Hey.
Long-time lurker, rare poster (I've been in an LTR for a few years).
A few Roosh Hours ago, it was pointed out how the Google staff (who had their pictures taken at the protests) didn't look like the technical wizards we've come to expect of Google's apparent expertise. In fact, many just look a bit... weird:
![[Image: gyrvqoq.jpg]](https://i.imgur.com/gyrvqoq.jpg)
As someone who has followed the rise of Google over the last 20 years, this was some harsh truth.
Despite being massively successful, Google has now become a bloated shadow of its former self. Apparently 20,000 Google staff walked out during one day of protest - what organisation could make the argument that 20,000 staff are essential to its operation? They evidently weren't that essential because Google actually supported a walk-out of its own staff.
In the same video, Roosh theorised that Google's "advanced algothirim" for detecting bad content is little more than a find and replace tool.
That idea has stuck with me, and since then I've thought about other seemingly simple things that Google are working on which haven't come to fruition. This goes from everything from the obvious limits of Google Assistant (it can't read me my text messages or emails???) to their self-driving car project which has been met with limited success (which they've thrown money at since 2009).
This has really been highlighted today, with the notification on YouTube about Article 13 (the EU's forthcoming copyright law). At the bottom, there's a link to a generically-named pdf document (good work, Google Communications) where they basically admit that Content ID is not up to scratch to do any filtering on the scale needed of the new law.
To me, this only supports the idea that Google aren't really good with technology anymore. Content ID is not up to scratch, and I think there's not actually a massively complicated algorithm running the show at YouTube - instead it's probably just a couple of thousand low-paid (and apparently sexually harassed) staff reacting to reports and general bad press.
Am I going crazy here? I read Douglas Edwards' book about Google when I was 22 and it really influenced my work ethic... but fuck, I don't think there's many people left there from those early days.
Long-time lurker, rare poster (I've been in an LTR for a few years).
A few Roosh Hours ago, it was pointed out how the Google staff (who had their pictures taken at the protests) didn't look like the technical wizards we've come to expect of Google's apparent expertise. In fact, many just look a bit... weird:
![[Image: gyrvqoq.jpg]](https://i.imgur.com/gyrvqoq.jpg)
As someone who has followed the rise of Google over the last 20 years, this was some harsh truth.
Despite being massively successful, Google has now become a bloated shadow of its former self. Apparently 20,000 Google staff walked out during one day of protest - what organisation could make the argument that 20,000 staff are essential to its operation?

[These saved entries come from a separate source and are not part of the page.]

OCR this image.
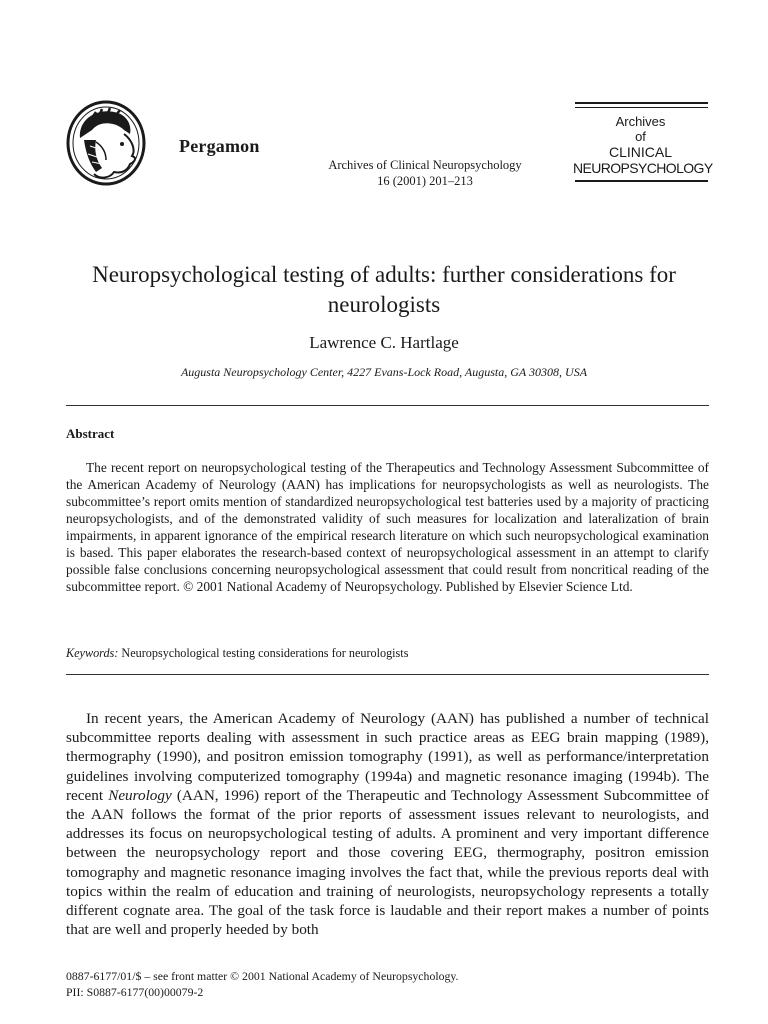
Pergamon
Archives of Clinical Neuropsychology
16 (2001) 201–213
Archives
of
CLINICAL
NEUROPSYCHOLOGY
Neuropsychological testing of adults: further considerations for neurologists
Lawrence C. Hartlage
Augusta Neuropsychology Center, 4227 Evans-Lock Road, Augusta, GA 30308, USA
Abstract
The recent report on neuropsychological testing of the Therapeutics and Technology Assessment Subcommittee of the American Academy of Neurology (AAN) has implications for neuropsychologists as well as neurologists. The subcommittee’s report omits mention of standardized neuropsychological test batteries used by a majority of practicing neuropsychologists, and of the demonstrated validity of such measures for localization and lateralization of brain impairments, in apparent ignorance of the empirical research literature on which such neuropsychological examination is based. This paper elaborates the research-based context of neuropsychological assessment in an attempt to clarify possible false conclusions concerning neuropsychological assessment that could result from noncritical reading of the subcommittee report. © 2001 National Academy of Neuropsychology. Published by Elsevier Science Ltd.
Keywords: Neuropsychological testing considerations for neurologists
In recent years, the American Academy of Neurology (AAN) has published a number of technical subcommittee reports dealing with assessment in such practice areas as EEG brain mapping (1989), thermography (1990), and positron emission tomography (1991), as well as performance/interpretation guidelines involving computerized tomography (1994a) and magnetic resonance imaging (1994b). The recent Neurology (AAN, 1996) report of the Therapeutic and Technology Assessment Subcommittee of the AAN follows the format of the prior reports of assessment issues relevant to neurologists, and addresses its focus on neuropsychological testing of adults. A prominent and very important difference between the neuropsychology report and those covering EEG, thermography, positron emission tomography and magnetic resonance imaging involves the fact that, while the previous reports deal with topics within the realm of education and training of neurologists, neuropsychology represents a totally different cognate area. The goal of the task force is laudable and their report makes a number of points that are well and properly heeded by both
0887-6177/01/$ – see front matter © 2001 National Academy of Neuropsychology.
PII: S0887-6177(00)00079-2
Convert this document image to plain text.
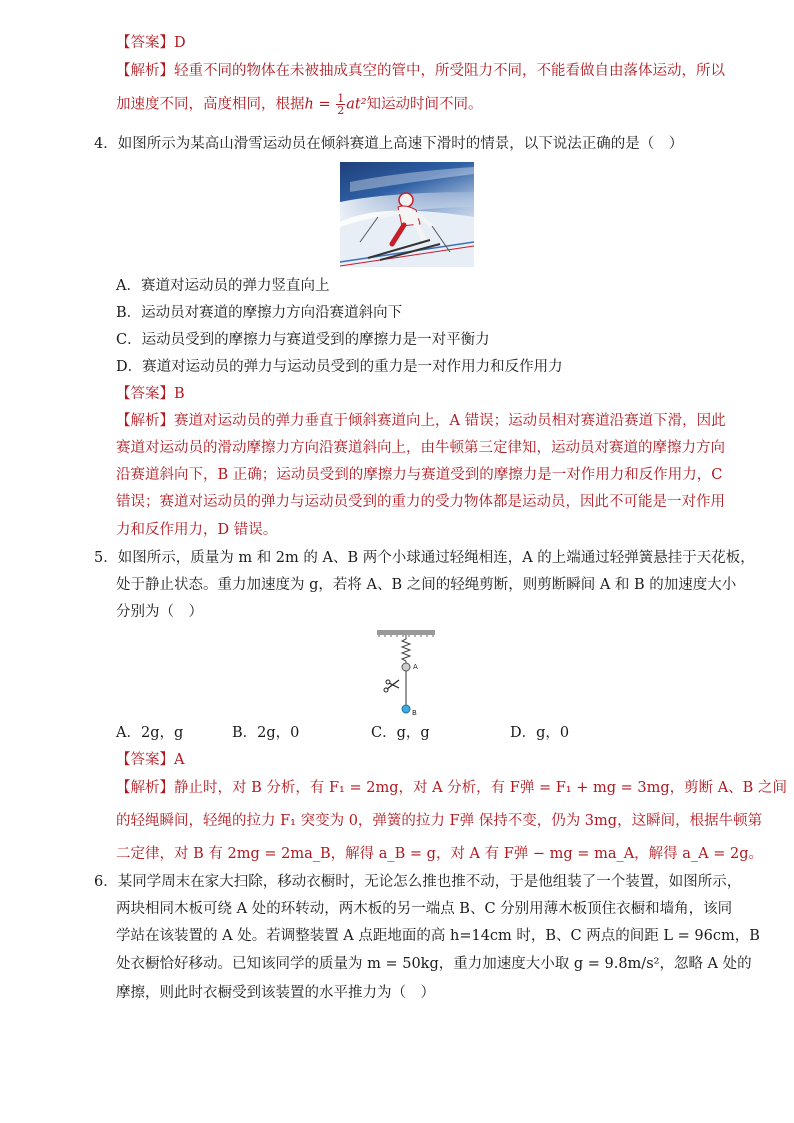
【答案】D
【解析】轻重不同的物体在未被抽成真空的管中，所受阻力不同，不能看做自由落体运动，所以
加速度不同，高度相同，根据$h = \frac{1}{2} at^2$知运动时间不同。
4．如图所示为某高山滑雪运动员在倾斜赛道上高速下滑时的情景，以下说法正确的是（　）
A．赛道对运动员的弹力竖直向上
B．运动员对赛道的摩擦力方向沿赛道斜向下
C．运动员受到的摩擦力与赛道受到的摩擦力是一对平衡力
D．赛道对运动员的弹力与运动员受到的重力是一对作用力和反作用力
【答案】B
【解析】赛道对运动员的弹力垂直于倾斜赛道向上，A 错误；运动员相对赛道沿赛道下滑，因此
赛道对运动员的滑动摩擦力方向沿赛道斜向上，由牛顿第三定律知，运动员对赛道的摩擦力方向
沿赛道斜向下，B 正确；运动员受到的摩擦力与赛道受到的摩擦力是一对作用力和反作用力，C
错误；赛道对运动员的弹力与运动员受到的重力的受力物体都是运动员，因此不可能是一对作用
力和反作用力，D 错误。
5．如图所示，质量为 m 和 2m 的 A、B 两个小球通过轻绳相连，A 的上端通过轻弹簧悬挂于天花板，
处于静止状态。重力加速度为 g，若将 A、B 之间的轻绳剪断，则剪断瞬间 A 和 B 的加速度大小
分别为（　）
A
B
A．2g，g	B．2g，0	C．g，g	D．g，0
【答案】A
【解析】静止时，对 B 分析，有 F₁ = 2mg，对 A 分析，有 F弹 = F₁ + mg = 3mg，剪断 A、B 之间
的轻绳瞬间，轻绳的拉力 F₁ 突变为 0，弹簧的拉力 F弹 保持不变，仍为 3mg，这瞬间，根据牛顿第
二定律，对 B 有 2mg = 2ma_B，解得 a_B = g，对 A 有 F弹 − mg = ma_A，解得 a_A = 2g。
6．某同学周末在家大扫除，移动衣橱时，无论怎么推也推不动，于是他组装了一个装置，如图所示，
两块相同木板可绕 A 处的环转动，两木板的另一端点 B、C 分别用薄木板顶住衣橱和墙角，该同
学站在该装置的 A 处。若调整装置 A 点距地面的高 h=14cm 时，B、C 两点的间距 L = 96cm，B
处衣橱恰好移动。已知该同学的质量为 m = 50kg，重力加速度大小取 g = 9.8m/s²，忽略 A 处的
摩擦，则此时衣橱受到该装置的水平推力为（　）
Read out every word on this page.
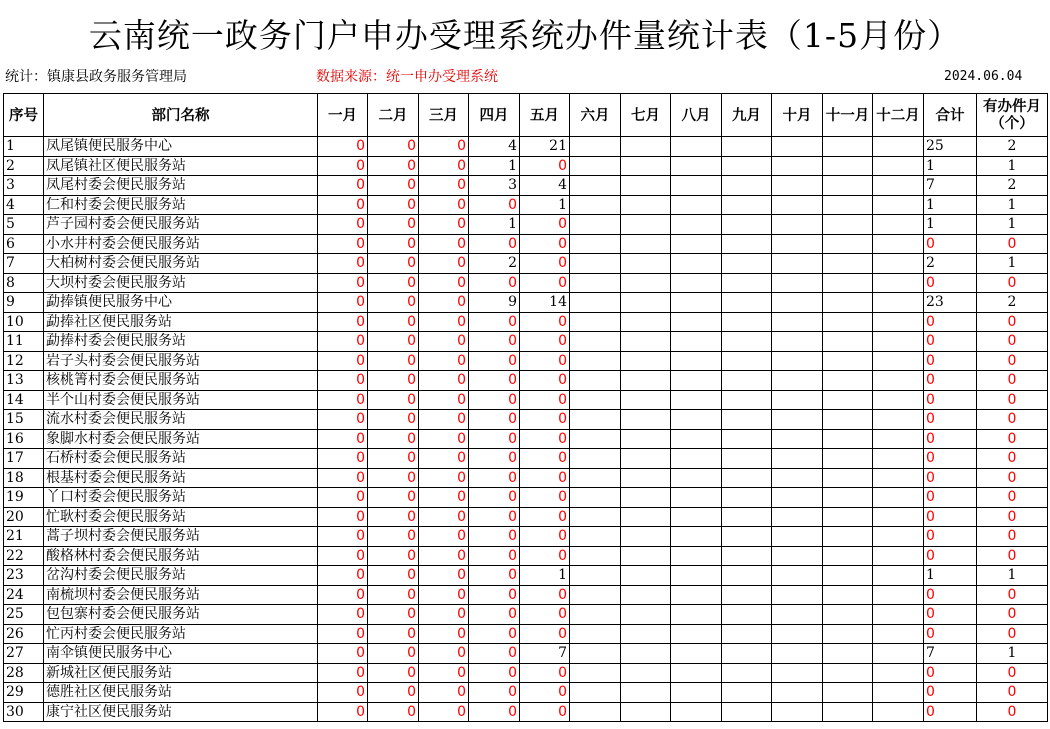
云南统一政务门户申办受理系统办件量统计表（1-5月份）
统计：镇康县政务服务管理局	数据来源：统一申办受理系统	2024.06.04
序号	部门名称	一月	二月	三月	四月	五月	六月	七月	八月	九月	十月	十一月	十二月	合计	有办件月（个）
1	凤尾镇便民服务中心	0	0	0	4	21								25	2
2	凤尾镇社区便民服务站	0	0	0	1	0								1	1
3	凤尾村委会便民服务站	0	0	0	3	4								7	2
4	仁和村委会便民服务站	0	0	0	0	1								1	1
5	芦子园村委会便民服务站	0	0	0	1	0								1	1
6	小水井村委会便民服务站	0	0	0	0	0								0	0
7	大柏树村委会便民服务站	0	0	0	2	0								2	1
8	大坝村委会便民服务站	0	0	0	0	0								0	0
9	勐捧镇便民服务中心	0	0	0	9	14								23	2
10	勐捧社区便民服务站	0	0	0	0	0								0	0
11	勐捧村委会便民服务站	0	0	0	0	0								0	0
12	岩子头村委会便民服务站	0	0	0	0	0								0	0
13	核桃箐村委会便民服务站	0	0	0	0	0								0	0
14	半个山村委会便民服务站	0	0	0	0	0								0	0
15	流水村委会便民服务站	0	0	0	0	0								0	0
16	象脚水村委会便民服务站	0	0	0	0	0								0	0
17	石桥村委会便民服务站	0	0	0	0	0								0	0
18	根基村委会便民服务站	0	0	0	0	0								0	0
19	丫口村委会便民服务站	0	0	0	0	0								0	0
20	忙耿村委会便民服务站	0	0	0	0	0								0	0
21	蒿子坝村委会便民服务站	0	0	0	0	0								0	0
22	酸格林村委会便民服务站	0	0	0	0	0								0	0
23	岔沟村委会便民服务站	0	0	0	0	1								1	1
24	南梳坝村委会便民服务站	0	0	0	0	0								0	0
25	包包寨村委会便民服务站	0	0	0	0	0								0	0
26	忙丙村委会便民服务站	0	0	0	0	0								0	0
27	南伞镇便民服务中心	0	0	0	0	7								7	1
28	新城社区便民服务站	0	0	0	0	0								0	0
29	德胜社区便民服务站	0	0	0	0	0								0	0
30	康宁社区便民服务站	0	0	0	0	0								0	0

They evidently weren't that essential because Google actually supported a walk-out of its own staff.
In the same video, Roosh theorised that Google's "advanced algothirim" for detecting bad content is little more than a find and replace tool.
That idea has stuck with me, and since then I've thought about other seemingly simple things that Google are working on which haven't come to fruition. This goes from everything from the obvious limits of Google Assistant (it can't read me my text messages or emails???) to their self-driving car project which has been met with limited success (which they've thrown money at since 2009).
This has really been highlighted today, with the notification on YouTube about Article 13 (the EU's forthcoming copyright law). At the bottom, there's a link to a generically-named pdf document (good work, Google Communications) where they basically admit that Content ID is not up to scratch to do any filtering on the scale needed of the new law.
To me, this only supports the idea that Google aren't really good with technology anymore. Content ID is not up to scratch, and I think there's not actually a massively complicated algorithm running the show at YouTube - instead it's probably just a couple of thousand low-paid (and apparently sexually harassed) staff reacting to reports and general bad press.
Am I going crazy here? I read Douglas Edwards' book about Google when I was 22 and it really influenced my work ethic... but fuck, I don't think there's many people left there from those early days.